Mrs. Clinton, who rushed to the Middle East late Tuesday in an intensified diplomatic push, delayed her departure from Cairo on Wednesday because of intensive consultations with Egypt’s President Mohamed Morsi, his aides, and United Nations Secretary General Ban Ki-moon. Mrs. Clinton came to the Egyptian capital after talks with Israeli leaders in Jerusalem and Palestinian leaders in the West Bank.
Mr. Ban, who made an early exit from the talks, told reporters in Cairo that the Tel Aviv bus bombing had been “designed to test the resolve” of the negotiators and “made it all the more urgent to reach a cease-fire.”
Mr. Morsi’s good relationship with the Hamas government in Gaza has emerged as pivotal to the negotiations that were under way at his presidential offices.
The Tel Aviv bus bombing, which happened near Israel’s Defense Ministry building and wounded at least 21 Israelis in an act that at least two Palestinian militant factions took responsibility for, resurrected fears in Israel of past Palestinian uprisings. It followed Israeli airstrikes overnight and into Wednesday on government buildings in Gaza and suspected smuggling tunnels under Gaza’s Rafah border crossing with Egypt, among other targets.
The back-and-forth attacks emphasized the underlying problems in finding any lasting solution to a conflict rooted in deep-seated hostilities and mistrust between Israelis and Palestinians.
Egyptian and American officials in Cairo said negotiations over a cease-fire, which the Egyptian media and Hamas officials had said was on the verge of completion Tuesday, had been hung up on a number of issues, including Hamas’s demands for unfettered access to Gaza via the Rafah crossing and other steps that would ease Israel’s economic and border control over other aspects of life for the more than one million Palestinian residents of Gaza, which Israel vacated in 2005 after 38 years of occupation.
The Hamas Health Ministry in Gaza said the Palestinian death toll after a week of fighting stood at 140 at noon. At least a third of those killed are believed to have been militants. On the Israeli side, five Israelis have been killed, including one soldier.

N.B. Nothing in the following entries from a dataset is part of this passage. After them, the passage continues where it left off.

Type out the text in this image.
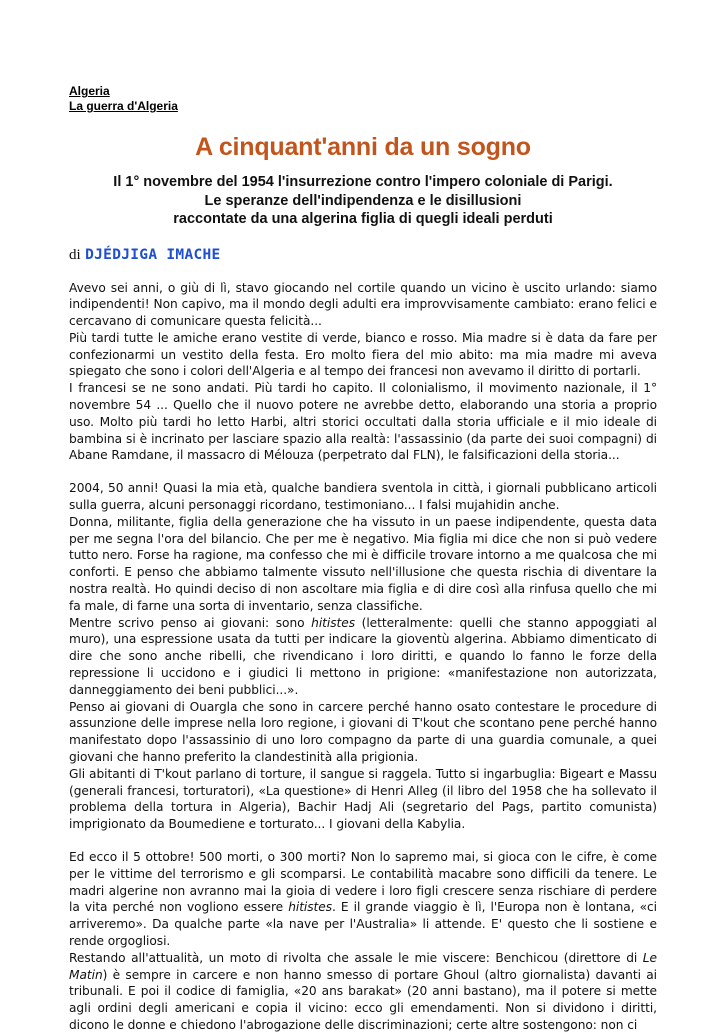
Algeria
La guerra d'Algeria
A cinquant'anni da un sogno
Il 1° novembre del 1954 l'insurrezione contro l'impero coloniale di Parigi.
Le speranze dell'indipendenza e le disillusioni
raccontate da una algerina figlia di quegli ideali perduti
di DJÉDJIGA IMACHE

Avevo sei anni, o giù di lì, stavo giocando nel cortile quando un vicino è uscito urlando: siamo indipendenti! Non capivo, ma il mondo degli adulti era improvvisamente cambiato: erano felici e cercavano di comunicare questa felicità...

Più tardi tutte le amiche erano vestite di verde, bianco e rosso. Mia madre si è data da fare per confezionarmi un vestito della festa. Ero molto fiera del mio abito: ma mia madre mi aveva spiegato che sono i colori dell'Algeria e al tempo dei francesi non avevamo il diritto di portarli.

I francesi se ne sono andati. Più tardi ho capito. Il colonialismo, il movimento nazionale, il 1° novembre 54 ... Quello che il nuovo potere ne avrebbe detto, elaborando una storia a proprio uso. Molto più tardi ho letto Harbi, altri storici occultati dalla storia ufficiale e il mio ideale di bambina si è incrinato per lasciare spazio alla realtà: l'assassinio (da parte dei suoi compagni) di Abane Ramdane, il massacro di Mélouza (perpetrato dal FLN), le falsificazioni della storia...

2004, 50 anni! Quasi la mia età, qualche bandiera sventola in città, i giornali pubblicano articoli sulla guerra, alcuni personaggi ricordano, testimoniano... I falsi mujahidin anche.

Donna, militante, figlia della generazione che ha vissuto in un paese indipendente, questa data per me segna l'ora del bilancio. Che per me è negativo. Mia figlia mi dice che non si può vedere tutto nero. Forse ha ragione, ma confesso che mi è difficile trovare intorno a me qualcosa che mi conforti. E penso che abbiamo talmente vissuto nell'illusione che questa rischia di diventare la nostra realtà. Ho quindi deciso di non ascoltare mia figlia e di dire così alla rinfusa quello che mi fa male, di farne una sorta di inventario, senza classifiche.

Mentre scrivo penso ai giovani: sono hitistes (letteralmente: quelli che stanno appoggiati al muro), una espressione usata da tutti per indicare la gioventù algerina. Abbiamo dimenticato di dire che sono anche ribelli, che rivendicano i loro diritti, e quando lo fanno le forze della repressione li uccidono e i giudici li mettono in prigione: «manifestazione non autorizzata, danneggiamento dei beni pubblici...».

Penso ai giovani di Ouargla che sono in carcere perché hanno osato contestare le procedure di assunzione delle imprese nella loro regione, i giovani di T'kout che scontano pene perché hanno manifestato dopo l'assassinio di uno loro compagno da parte di una guardia comunale, a quei giovani che hanno preferito la clandestinità alla prigionia.

Gli abitanti di T'kout parlano di torture, il sangue si raggela. Tutto si ingarbuglia: Bigeart e Massu (generali francesi, torturatori), «La questione» di Henri Alleg (il libro del 1958 che ha sollevato il problema della tortura in Algeria), Bachir Hadj Ali (segretario del Pags, partito comunista) imprigionato da Boumediene e torturato... I giovani della Kabylia.

Ed ecco il 5 ottobre! 500 morti, o 300 morti? Non lo sapremo mai, si gioca con le cifre, è come per le vittime del terrorismo e gli scomparsi. Le contabilità macabre sono difficili da tenere. Le madri algerine non avranno mai la gioia di vedere i loro figli crescere senza rischiare di perdere la vita perché non vogliono essere hitistes. E il grande viaggio è lì, l'Europa non è lontana, «ci arriveremo». Da qualche parte «la nave per l'Australia» li attende. E' questo che li sostiene e rende orgogliosi.

Restando all'attualità, un moto di rivolta che assale le mie viscere: Benchicou (direttore di Le Matin) è sempre in carcere e non hanno smesso di portare Ghoul (altro giornalista) davanti ai tribunali. E poi il codice di famiglia, «20 ans barakat» (20 anni bastano), ma il potere si mette agli ordini degli americani e copia il vicino: ecco gli emendamenti. Non si dividono i diritti, dicono le donne e chiedono l'abrogazione delle discriminazioni; certe altre sostengono: non ci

Around noon on Wednesday in the Gaza Strip, according to the Hamas government media office, a bomb hit the house of Issam Da’alis, an adviser to Ismail Haniya, the Hamas prime minister. The house had been evacuated. Earlier, a predawn airstrike near a mosque in the Jabaliya refugee camp killed a 30-year-old militant, a spokesman said, and F-16 bombs destroyed two houses in the central Gaza Strip.
There were 23 punishing strikes against the southern tunnels that are used to bring weapons as well as construction material, cars and other commercial goods into Gaza from the Sinai Peninsula.

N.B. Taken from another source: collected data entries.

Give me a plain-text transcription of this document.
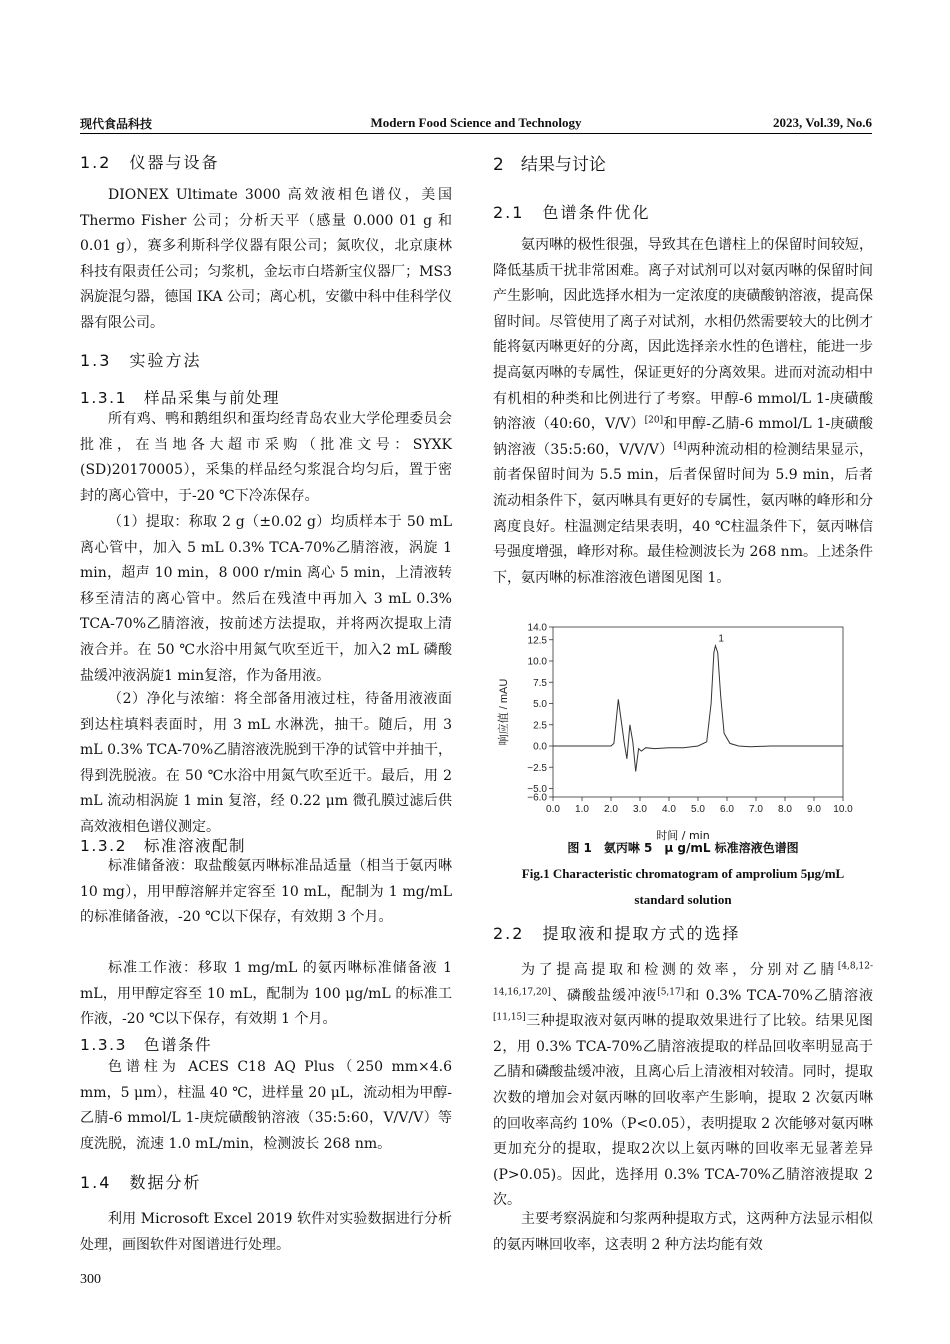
现代食品科技	Modern Food Science and Technology	2023, Vol.39, No.6

1.2　仪器与设备

DIONEX Ultimate 3000 高效液相色谱仪，美国 Thermo Fisher 公司；分析天平（感量 0.000 01 g 和 0.01 g），赛多利斯科学仪器有限公司；氮吹仪，北京康林科技有限责任公司；匀浆机，金坛市白塔新宝仪器厂；MS3 涡旋混匀器，德国 IKA 公司；离心机，安徽中科中佳科学仪器有限公司。

1.3　实验方法

1.3.1　样品采集与前处理

所有鸡、鸭和鹅组织和蛋均经青岛农业大学伦理委员会批准，在当地各大超市采购（批准文号：SYXK (SD)20170005），采集的样品经匀浆混合均匀后，置于密封的离心管中，于-20 ℃下冷冻保存。

（1）提取：称取 2 g（±0.02 g）均质样本于 50 mL 离心管中，加入 5 mL 0.3% TCA-70%乙腈溶液，涡旋 1 min，超声 10 min，8 000 r/min 离心 5 min，上清液转移至清洁的离心管中。然后在残渣中再加入 3 mL 0.3% TCA-70%乙腈溶液，按前述方法提取，并将两次提取上清液合并。在 50 ℃水浴中用氮气吹至近干，加入2 mL 磷酸盐缓冲液涡旋1 min复溶，作为备用液。

（2）净化与浓缩：将全部备用液过柱，待备用液液面到达柱填料表面时，用 3 mL 水淋洗，抽干。随后，用 3 mL 0.3% TCA-70%乙腈溶液洗脱到干净的试管中并抽干，得到洗脱液。在 50 ℃水浴中用氮气吹至近干。最后，用 2 mL 流动相涡旋 1 min 复溶，经 0.22 μm 微孔膜过滤后供高效液相色谱仪测定。

1.3.2　标准溶液配制

标准储备液：取盐酸氨丙啉标准品适量（相当于氨丙啉 10 mg），用甲醇溶解并定容至 10 mL，配制为 1 mg/mL 的标准储备液，-20 ℃以下保存，有效期 3 个月。

标准工作液：移取 1 mg/mL 的氨丙啉标准储备液 1 mL，用甲醇定容至 10 mL，配制为 100 μg/mL 的标准工作液，-20 ℃以下保存，有效期 1 个月。

1.3.3　色谱条件

色谱柱为 ACES C18 AQ Plus（250 mm×4.6 mm，5 μm），柱温 40 ℃，进样量 20 μL，流动相为甲醇-乙腈-6 mmol/L 1-庚烷磺酸钠溶液（35:5:60，V/V/V）等度洗脱，流速 1.0 mL/min，检测波长 268 nm。

1.4　数据分析

利用 Microsoft Excel 2019 软件对实验数据进行分析处理，画图软件对图谱进行处理。

2　结果与讨论

2.1　色谱条件优化

氨丙啉的极性很强，导致其在色谱柱上的保留时间较短，降低基质干扰非常困难。离子对试剂可以对氨丙啉的保留时间产生影响，因此选择水相为一定浓度的庚磺酸钠溶液，提高保留时间。尽管使用了离子对试剂，水相仍然需要较大的比例才能将氨丙啉更好的分离，因此选择亲水性的色谱柱，能进一步提高氨丙啉的专属性，保证更好的分离效果。进而对流动相中有机相的种类和比例进行了考察。甲醇-6 mmol/L 1-庚磺酸钠溶液（40:60，V/V）[20]和甲醇-乙腈-6 mmol/L 1-庚磺酸钠溶液（35:5:60，V/V/V）[4]两种流动相的检测结果显示，前者保留时间为 5.5 min，后者保留时间为 5.9 min，后者流动相条件下，氨丙啉具有更好的专属性，氨丙啉的峰形和分离度良好。柱温测定结果表明，40 ℃柱温条件下，氨丙啉信号强度增强，峰形对称。最佳检测波长为 268 nm。上述条件下，氨丙啉的标准溶液色谱图见图 1。

响应值 / mAU
0.0 1.0 2.0 3.0 4.0 5.0 6.0 7.0 8.0 9.0 10.0
14.0
12.5
10.0
7.5
5.0
2.5
0.0
−2.5
−5.0
−6.0
1
时间 / min
图 1　氨丙啉 5　μ g/mL 标准溶液色谱图
Fig.1 Characteristic chromatogram of amprolium 5μg/mL standard solution

2.2　提取液和提取方式的选择

为了提高提取和检测的效率，分别对乙腈[4,8,12-14,16,17,20]、磷酸盐缓冲液[5,17]和 0.3% TCA-70%乙腈溶液[11,15]三种提取液对氨丙啉的提取效果进行了比较。结果见图 2，用 0.3% TCA-70%乙腈溶液提取的样品回收率明显高于乙腈和磷酸盐缓冲液，且离心后上清液相对较清。同时，提取次数的增加会对氨丙啉的回收率产生影响，提取 2 次氨丙啉的回收率高约 10%（P<0.05），表明提取 2 次能够对氨丙啉更加充分的提取，提取2次以上氨丙啉的回收率无显著差异(P>0.05)。因此，选择用 0.3% TCA-70%乙腈溶液提取 2 次。

主要考察涡旋和匀浆两种提取方式，这两种方法显示相似的氨丙啉回收率，这表明 2 种方法均能有效

300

Within Gaza City, Abu Khadra, the largest government office complex, was obliterated overnight. Businesses were also damaged, including two banks and a tourism office, and electricity cables fell on the ground and were covered in dust.
Separately, a bomb dropped from an F-16 created a 20-foot-wide crater in an open area in a stretch of hotels occupied by foreign journalists. Several of the hotels had windows blown out by the strike around 2 a.m., but no one was reported injured. By morning, the hole in the ground had filled with sludgy water, apparently from a burst pipe, appearing almost like a forgotten swimming hole with walls made of sand and cracked cinder block.
Surveying damage near a government complex, Raji Sourani of the Palestinian Center for Human Rights said Gaza civilians were “in the eye of the storm,” and accused Israel of “inflicting pain and terror” on them. Israeli officials accuse Hamas of locating military sites in or close to civilian areas.
Overnight, as the conflict entered its eighth day, the Israeli military said in Twitter posts that “more than 100 terror sites were targeted, of which approximately 50 were underground rocket launchers.” The targets included the Ministry of Internal Security in Gaza, described as “one of Hamas’s main command and control centers.”